The conversion of α³²P-ATP to α³²P-ADP was monitored as described in Supplementary Methods in reactions containing the indicated proteins (Mcm3 wild type; Mcm3-13 mutant; Mcm3-CT, a polypeptide containing the C-terminal 194 amino acid residues of Mcm3; ORC and Cdc6). Error bars depict standard error of the mean from five reactions.

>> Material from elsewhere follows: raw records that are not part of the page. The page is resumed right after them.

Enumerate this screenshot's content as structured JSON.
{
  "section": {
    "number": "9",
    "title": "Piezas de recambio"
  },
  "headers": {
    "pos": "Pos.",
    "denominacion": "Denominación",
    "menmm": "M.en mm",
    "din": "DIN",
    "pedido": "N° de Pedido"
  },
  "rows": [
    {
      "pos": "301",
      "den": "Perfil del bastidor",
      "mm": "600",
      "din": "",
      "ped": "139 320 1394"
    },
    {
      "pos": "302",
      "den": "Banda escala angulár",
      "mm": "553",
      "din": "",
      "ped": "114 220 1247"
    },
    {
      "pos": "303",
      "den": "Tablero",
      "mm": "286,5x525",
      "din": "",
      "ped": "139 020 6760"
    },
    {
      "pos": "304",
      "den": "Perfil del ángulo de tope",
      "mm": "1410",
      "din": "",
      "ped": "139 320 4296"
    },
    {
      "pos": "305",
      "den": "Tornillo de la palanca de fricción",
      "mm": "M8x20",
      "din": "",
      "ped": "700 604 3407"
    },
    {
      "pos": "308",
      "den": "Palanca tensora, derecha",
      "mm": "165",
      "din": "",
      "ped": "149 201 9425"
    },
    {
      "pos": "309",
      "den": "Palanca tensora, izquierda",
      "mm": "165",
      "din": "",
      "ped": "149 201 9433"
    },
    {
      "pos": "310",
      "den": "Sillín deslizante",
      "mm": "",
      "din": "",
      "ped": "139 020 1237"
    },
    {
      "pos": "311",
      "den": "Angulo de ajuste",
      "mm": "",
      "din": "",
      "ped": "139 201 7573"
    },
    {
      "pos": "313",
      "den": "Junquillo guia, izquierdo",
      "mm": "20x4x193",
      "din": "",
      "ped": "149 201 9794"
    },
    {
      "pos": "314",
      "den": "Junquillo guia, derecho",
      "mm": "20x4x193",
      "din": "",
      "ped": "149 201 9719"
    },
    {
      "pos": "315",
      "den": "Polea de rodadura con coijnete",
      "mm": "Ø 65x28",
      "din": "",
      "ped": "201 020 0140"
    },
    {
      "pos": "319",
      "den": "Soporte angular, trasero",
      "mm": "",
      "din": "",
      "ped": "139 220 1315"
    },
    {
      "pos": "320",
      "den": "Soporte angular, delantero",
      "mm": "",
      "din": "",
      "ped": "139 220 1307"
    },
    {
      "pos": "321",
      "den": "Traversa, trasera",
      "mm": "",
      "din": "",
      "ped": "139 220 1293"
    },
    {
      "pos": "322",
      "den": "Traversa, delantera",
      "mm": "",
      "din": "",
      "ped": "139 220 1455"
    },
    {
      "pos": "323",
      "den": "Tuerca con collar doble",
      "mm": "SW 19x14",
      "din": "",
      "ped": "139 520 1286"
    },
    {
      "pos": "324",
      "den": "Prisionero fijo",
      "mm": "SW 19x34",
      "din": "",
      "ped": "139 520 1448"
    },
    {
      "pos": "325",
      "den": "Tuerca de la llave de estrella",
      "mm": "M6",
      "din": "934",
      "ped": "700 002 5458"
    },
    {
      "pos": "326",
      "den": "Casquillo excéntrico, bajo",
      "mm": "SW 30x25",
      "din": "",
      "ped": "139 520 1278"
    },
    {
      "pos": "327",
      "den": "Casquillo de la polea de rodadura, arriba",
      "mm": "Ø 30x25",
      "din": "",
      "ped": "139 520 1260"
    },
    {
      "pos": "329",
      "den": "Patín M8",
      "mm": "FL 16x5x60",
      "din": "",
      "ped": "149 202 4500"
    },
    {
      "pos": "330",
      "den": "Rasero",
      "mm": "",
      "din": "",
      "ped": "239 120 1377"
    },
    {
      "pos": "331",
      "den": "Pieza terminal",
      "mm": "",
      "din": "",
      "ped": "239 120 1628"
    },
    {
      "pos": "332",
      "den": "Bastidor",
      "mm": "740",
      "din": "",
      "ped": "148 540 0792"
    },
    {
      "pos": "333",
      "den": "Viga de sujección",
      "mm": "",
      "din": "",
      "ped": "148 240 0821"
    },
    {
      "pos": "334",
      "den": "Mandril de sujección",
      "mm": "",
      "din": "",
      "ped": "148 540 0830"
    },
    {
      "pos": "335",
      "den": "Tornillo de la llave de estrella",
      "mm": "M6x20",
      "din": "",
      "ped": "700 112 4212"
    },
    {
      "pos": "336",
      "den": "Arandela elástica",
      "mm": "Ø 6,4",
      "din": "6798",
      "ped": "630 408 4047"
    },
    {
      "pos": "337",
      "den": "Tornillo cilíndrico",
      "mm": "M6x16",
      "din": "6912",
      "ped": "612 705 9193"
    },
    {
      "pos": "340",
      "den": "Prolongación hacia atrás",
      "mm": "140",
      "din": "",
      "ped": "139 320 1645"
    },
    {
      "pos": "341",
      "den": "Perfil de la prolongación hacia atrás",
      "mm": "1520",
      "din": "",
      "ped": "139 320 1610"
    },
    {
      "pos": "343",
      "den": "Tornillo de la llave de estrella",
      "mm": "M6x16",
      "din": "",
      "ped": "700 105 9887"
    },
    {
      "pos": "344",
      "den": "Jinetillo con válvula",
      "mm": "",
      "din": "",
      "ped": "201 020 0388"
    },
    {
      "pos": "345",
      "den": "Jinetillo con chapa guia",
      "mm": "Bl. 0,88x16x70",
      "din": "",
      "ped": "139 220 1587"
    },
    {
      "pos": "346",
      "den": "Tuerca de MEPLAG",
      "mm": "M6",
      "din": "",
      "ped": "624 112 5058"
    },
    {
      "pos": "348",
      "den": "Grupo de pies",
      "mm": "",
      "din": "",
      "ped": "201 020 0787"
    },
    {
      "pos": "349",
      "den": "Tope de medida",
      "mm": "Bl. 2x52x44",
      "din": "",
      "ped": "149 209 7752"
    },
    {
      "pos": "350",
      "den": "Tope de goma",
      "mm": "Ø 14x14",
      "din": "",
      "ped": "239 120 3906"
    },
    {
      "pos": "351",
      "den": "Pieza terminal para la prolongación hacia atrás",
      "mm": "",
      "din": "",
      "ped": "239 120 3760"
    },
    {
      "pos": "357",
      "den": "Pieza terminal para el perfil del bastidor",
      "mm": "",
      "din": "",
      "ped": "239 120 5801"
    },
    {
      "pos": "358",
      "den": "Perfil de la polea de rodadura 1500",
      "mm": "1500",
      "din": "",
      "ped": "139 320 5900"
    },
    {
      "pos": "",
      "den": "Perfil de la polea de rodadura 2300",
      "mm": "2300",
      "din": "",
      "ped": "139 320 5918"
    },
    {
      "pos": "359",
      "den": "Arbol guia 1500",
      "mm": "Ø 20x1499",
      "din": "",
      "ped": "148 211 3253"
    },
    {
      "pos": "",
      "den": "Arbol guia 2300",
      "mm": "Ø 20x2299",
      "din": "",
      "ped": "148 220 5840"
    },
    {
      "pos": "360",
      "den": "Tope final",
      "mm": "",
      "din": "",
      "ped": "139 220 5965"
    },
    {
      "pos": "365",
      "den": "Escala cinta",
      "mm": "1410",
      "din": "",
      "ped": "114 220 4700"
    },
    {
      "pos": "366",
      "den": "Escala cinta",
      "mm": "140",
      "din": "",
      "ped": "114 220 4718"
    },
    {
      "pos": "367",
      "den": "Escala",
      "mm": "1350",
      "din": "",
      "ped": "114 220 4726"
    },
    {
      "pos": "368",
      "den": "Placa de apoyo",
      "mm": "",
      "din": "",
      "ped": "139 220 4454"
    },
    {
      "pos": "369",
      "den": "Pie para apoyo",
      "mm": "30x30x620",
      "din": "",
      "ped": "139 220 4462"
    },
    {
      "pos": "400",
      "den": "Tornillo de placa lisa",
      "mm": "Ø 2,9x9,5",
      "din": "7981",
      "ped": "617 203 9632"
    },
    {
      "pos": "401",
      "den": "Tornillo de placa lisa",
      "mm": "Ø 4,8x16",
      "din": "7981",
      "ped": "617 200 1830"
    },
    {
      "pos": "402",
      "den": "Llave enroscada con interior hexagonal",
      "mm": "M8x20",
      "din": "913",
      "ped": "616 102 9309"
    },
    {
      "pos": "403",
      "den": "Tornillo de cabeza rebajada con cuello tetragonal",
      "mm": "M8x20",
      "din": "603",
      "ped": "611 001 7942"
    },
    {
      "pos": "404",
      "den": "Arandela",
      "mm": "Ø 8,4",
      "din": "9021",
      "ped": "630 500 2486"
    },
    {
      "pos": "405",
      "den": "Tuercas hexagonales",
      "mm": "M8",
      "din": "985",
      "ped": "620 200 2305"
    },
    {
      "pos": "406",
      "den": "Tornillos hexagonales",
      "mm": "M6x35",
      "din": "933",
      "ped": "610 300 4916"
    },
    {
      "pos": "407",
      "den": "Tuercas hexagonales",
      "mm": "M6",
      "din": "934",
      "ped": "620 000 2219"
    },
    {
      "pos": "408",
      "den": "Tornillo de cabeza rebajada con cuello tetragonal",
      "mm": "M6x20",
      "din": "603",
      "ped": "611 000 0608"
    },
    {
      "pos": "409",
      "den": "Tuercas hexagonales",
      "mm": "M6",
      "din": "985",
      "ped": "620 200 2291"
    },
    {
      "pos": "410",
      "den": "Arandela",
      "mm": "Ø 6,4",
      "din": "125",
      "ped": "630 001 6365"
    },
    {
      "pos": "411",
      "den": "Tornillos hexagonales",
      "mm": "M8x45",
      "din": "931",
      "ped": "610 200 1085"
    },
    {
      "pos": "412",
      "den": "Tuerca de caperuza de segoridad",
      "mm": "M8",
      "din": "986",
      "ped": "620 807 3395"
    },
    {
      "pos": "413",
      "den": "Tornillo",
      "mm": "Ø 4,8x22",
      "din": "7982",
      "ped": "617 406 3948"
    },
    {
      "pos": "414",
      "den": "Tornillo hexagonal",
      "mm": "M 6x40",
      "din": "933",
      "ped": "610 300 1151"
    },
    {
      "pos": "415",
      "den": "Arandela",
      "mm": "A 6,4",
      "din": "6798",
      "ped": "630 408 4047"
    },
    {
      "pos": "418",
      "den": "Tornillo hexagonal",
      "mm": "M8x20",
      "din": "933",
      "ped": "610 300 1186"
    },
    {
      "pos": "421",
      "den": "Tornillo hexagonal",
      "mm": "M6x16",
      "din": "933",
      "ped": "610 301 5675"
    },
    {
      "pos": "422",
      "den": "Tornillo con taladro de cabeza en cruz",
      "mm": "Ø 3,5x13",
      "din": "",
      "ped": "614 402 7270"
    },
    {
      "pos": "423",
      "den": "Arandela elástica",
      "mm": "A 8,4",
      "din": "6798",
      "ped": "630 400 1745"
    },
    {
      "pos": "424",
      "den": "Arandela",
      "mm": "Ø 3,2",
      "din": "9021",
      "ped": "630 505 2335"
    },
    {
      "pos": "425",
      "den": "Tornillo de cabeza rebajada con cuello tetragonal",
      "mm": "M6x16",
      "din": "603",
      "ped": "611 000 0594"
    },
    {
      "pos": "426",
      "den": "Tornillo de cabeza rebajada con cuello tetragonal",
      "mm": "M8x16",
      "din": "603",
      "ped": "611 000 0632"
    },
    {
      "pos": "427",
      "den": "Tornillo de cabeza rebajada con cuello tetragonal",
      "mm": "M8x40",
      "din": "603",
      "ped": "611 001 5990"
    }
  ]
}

Figure 5. ATP hydrolysis by ORC•Cdc6 can promote Mcm2-7 release

a) Mcm3 was tested for recruitment (low salt wash) in reactions containing ORC, Cdc6 and either ATP or ATPγS. Bound proteins were analysed by silver staining (silver) or immunoblotting with anti-Mcm3 antibody (immuno). b) Recruitment and loading assays were performed as above with ORC, Cdc6 and Mcm2-7 either with (+) or without (-) Cdt1 in ATP or ATPγS. Proteins were visualized by silver staining. c) Complexes containing either the complete six subunit ORC complex (All) or a complex lacking Orc6 (Δ6), purified as described in Supplementary Methods, were tested for recruitment (low salt wash) in either ATP or ATPγS. DNA bound proteins were analysed by silver staining. d) Recruitment and loading assays were performed with unphosphorylated ORC (ORC) or CDK-phosphorylated ORC (ORC-P). In lanes 9-12 ORC-P was previously dephosphorylated with lambda phosphatase. e) A revised model for the mechanism of origin licensing which includes an ATPase dependent release step based on experiments in this manuscript. Details of the model are discussed in the text. The “?” in step (v) refers to the assembly of the second hexamer, which is discussed in the text.